Spellchecking BE

This feature enables the user to spellcheck a potential query based on the data which is loaded in Squirro. There for we make use of the Elasticsearch suggester functionality.

How to use / How does it work

You can send a normal query/item request to the topic api (/v0/{tenant}/projects/{project_id}/items/query) in addition to the query you add a tag spellcheck in the following format:

1 'spellcheck': {'text': 'squiro','field': 'body.en.unstemmed'}

The field text holds the query on which you would like to have a suggestion and the field field takes the Elasticsearch index in which the spellchecker respectively Elasticsearch needs to look for similar words.

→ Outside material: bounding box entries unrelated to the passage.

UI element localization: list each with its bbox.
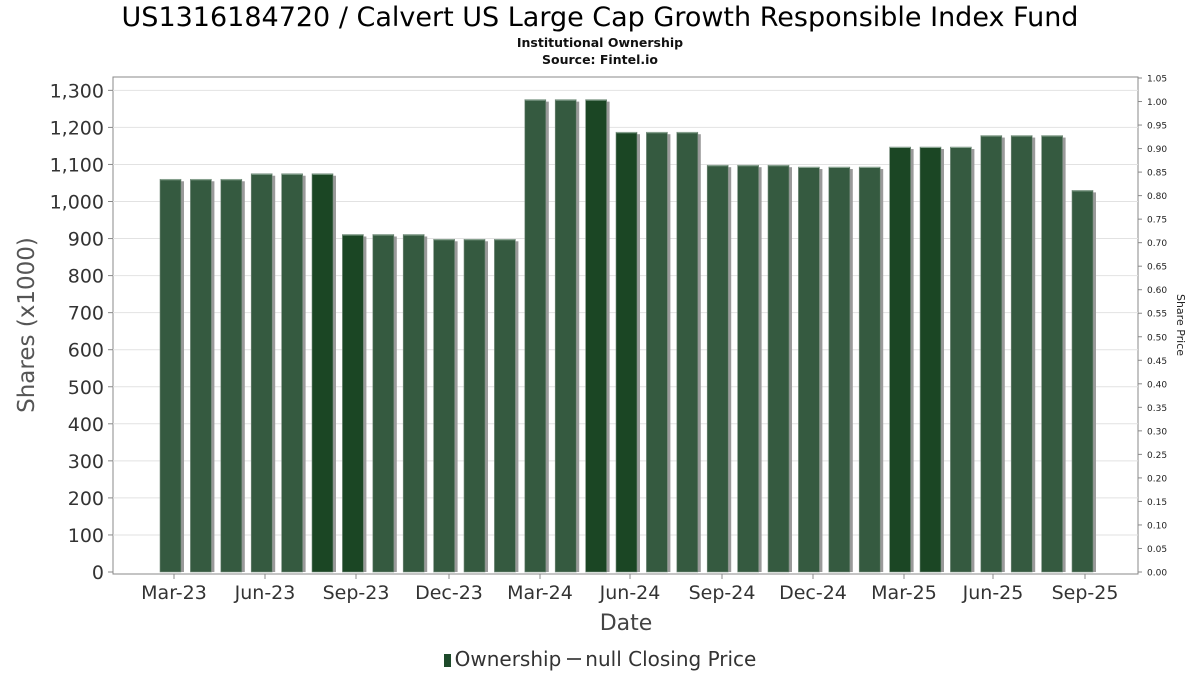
y-tick-label: 300 — [68, 451, 104, 473]
ownership-bar — [159, 178, 182, 573]
x-tick-label: Mar-23 — [141, 582, 207, 604]
ownership-bar — [950, 146, 972, 573]
y-tick-label: 1,100 — [50, 154, 104, 176]
ownership-bar — [1041, 135, 1063, 573]
y2-tick-label: 1.05 — [1147, 75, 1167, 85]
y2-tick-label: 0.60 — [1147, 286, 1167, 296]
x-tick-label: Jun-23 — [234, 582, 296, 604]
x-tick-label: Jun-24 — [599, 582, 661, 604]
ownership-bar — [1071, 190, 1094, 573]
ownership-bar — [767, 164, 790, 573]
ownership-legend-swatch — [443, 654, 451, 667]
y2-tick-label: 0.25 — [1147, 451, 1167, 461]
y2-tick-label: 0.35 — [1147, 404, 1167, 414]
ownership-bar — [706, 164, 729, 573]
x-tick-label: Mar-24 — [507, 582, 573, 604]
y-tick-label: 0 — [92, 562, 104, 584]
y2-tick-label: 0.50 — [1147, 333, 1167, 343]
ownership-bar — [646, 131, 668, 573]
ownership-bar — [919, 146, 942, 573]
ownership-bar — [554, 99, 577, 573]
y-tick-label: 500 — [68, 377, 104, 399]
x-tick-label: Dec-24 — [779, 582, 847, 604]
ownership-bar — [676, 131, 699, 573]
legend: Ownership null Closing Price — [0, 647, 1200, 671]
ownership-bar — [281, 173, 303, 573]
ownership-bar — [372, 234, 395, 573]
y-tick-label: 700 — [68, 303, 104, 325]
price-legend-line — [567, 658, 582, 660]
y2-tick-label: 0.90 — [1147, 145, 1167, 155]
y2-tick-label: 0.20 — [1147, 474, 1167, 484]
x-tick-label: Sep-25 — [1052, 582, 1119, 604]
ownership-bar — [494, 238, 516, 573]
y-tick-label: 800 — [68, 266, 104, 288]
bars — [159, 99, 1096, 573]
ownership-bar — [1010, 135, 1033, 573]
x-axis-label: Date — [600, 611, 653, 636]
y-axis-label: Shares (x1000) — [14, 237, 40, 413]
y2-tick-label: 0.10 — [1147, 521, 1167, 531]
y2-tick-label: 0.95 — [1147, 122, 1167, 132]
ownership-bar — [190, 178, 212, 573]
y2-tick-label: 0.75 — [1147, 216, 1167, 226]
legend-price: null Closing Price — [585, 647, 757, 671]
y-tick-label: 100 — [68, 525, 104, 547]
legend-ownership: Ownership — [454, 647, 562, 671]
ownership-bar — [828, 166, 851, 573]
x-tick-label: Sep-23 — [323, 582, 390, 604]
y2-tick-label: 0.55 — [1147, 310, 1167, 320]
ownership-bar — [463, 238, 486, 573]
ownership-bar — [524, 99, 547, 573]
x-tick-label: Jun-25 — [962, 582, 1024, 604]
chart-title: US1316184720 / Calvert US Large Cap Grow… — [121, 2, 1079, 33]
x-tick-label: Sep-24 — [689, 582, 756, 604]
y-tick-label: 900 — [68, 229, 104, 251]
ownership-bar — [980, 135, 1003, 573]
ownership-bar — [311, 173, 334, 573]
y2-tick-label: 0.85 — [1147, 169, 1167, 179]
ownership-bar — [889, 146, 911, 573]
x-tick-label: Dec-23 — [415, 582, 483, 604]
y-tick-label: 1,300 — [50, 80, 104, 102]
chart-source: Source: Fintel.io — [542, 52, 658, 67]
y2-axis-label: Share Price — [1174, 294, 1187, 356]
x-tick-label: Mar-25 — [871, 582, 937, 604]
ownership-bar — [615, 131, 638, 573]
y2-tick-label: 1.00 — [1147, 98, 1167, 108]
ownership-bar — [858, 166, 881, 573]
ownership-bar — [342, 234, 364, 573]
y2-tick-label: 0.05 — [1147, 545, 1167, 555]
ownership-bar — [433, 238, 455, 573]
y2-tick-label: 0.15 — [1147, 498, 1167, 508]
y2-axis-ticks: 0.00 0.05 0.10 0.15 0.20 0.25 0.30 0.35 0.40 0.45… — [1138, 75, 1167, 579]
y-tick-label: 1,200 — [50, 117, 104, 139]
y-axis-ticks: 0 100 200 300 400 500 600 700 800 900 1,000 1,100 1,… — [50, 80, 113, 584]
y2-tick-label: 0.40 — [1147, 380, 1167, 390]
ownership-bar — [798, 166, 820, 573]
y2-tick-label: 0.70 — [1147, 239, 1167, 249]
ownership-bar — [250, 173, 273, 573]
y2-tick-label: 0.65 — [1147, 263, 1167, 273]
ownership-bar — [585, 99, 607, 573]
x-axis-ticks: Mar-23 Jun-23 Sep-23 Dec-23 Mar-24 Jun-24 Sep-… — [141, 574, 1118, 604]
y-tick-label: 1,000 — [50, 192, 104, 214]
y2-tick-label: 0.45 — [1147, 357, 1167, 367]
y-tick-label: 600 — [68, 340, 104, 362]
ownership-bar — [402, 234, 425, 573]
y2-tick-label: 0.30 — [1147, 427, 1167, 437]
y-tick-label: 400 — [68, 414, 104, 436]
y2-tick-label: 0.00 — [1147, 569, 1167, 579]
ownership-bar — [220, 178, 243, 573]
y2-tick-label: 0.80 — [1147, 192, 1167, 202]
chart-subtitle: Institutional Ownership — [516, 35, 684, 50]
y-tick-label: 200 — [68, 488, 104, 510]
ownership-bar — [737, 164, 759, 573]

The topic api then picks the suggested word with the highest score from the Elasticsearch response. As a response you get in addition to the query results a dictionary with suggestions to your spellcheck query:

1 'spellcheck': {'original': 'squiro', 'corrected': 'squirro'}

Further improvements

  • We see some possible improvements, since the suggester of Elasticsearch only allows requests on specific and single indices:

    • creating of a new indices which is used for the spellchecking

    • sending multiple requests to gather suggestions from various fields

  • A ES query fails if we provide a non existing indices to the spellchecker, since the ES suggester only takes single index field names without wildcards.

    • decoupling from the query execution

    • a-priory checks if the provided index exists

  • We could tackle the problem by loading the tokens into a dictionary as middle layer and access it via a python spellcheck library (e.g. pyspellchecker), if we run into performance issues with the current approach.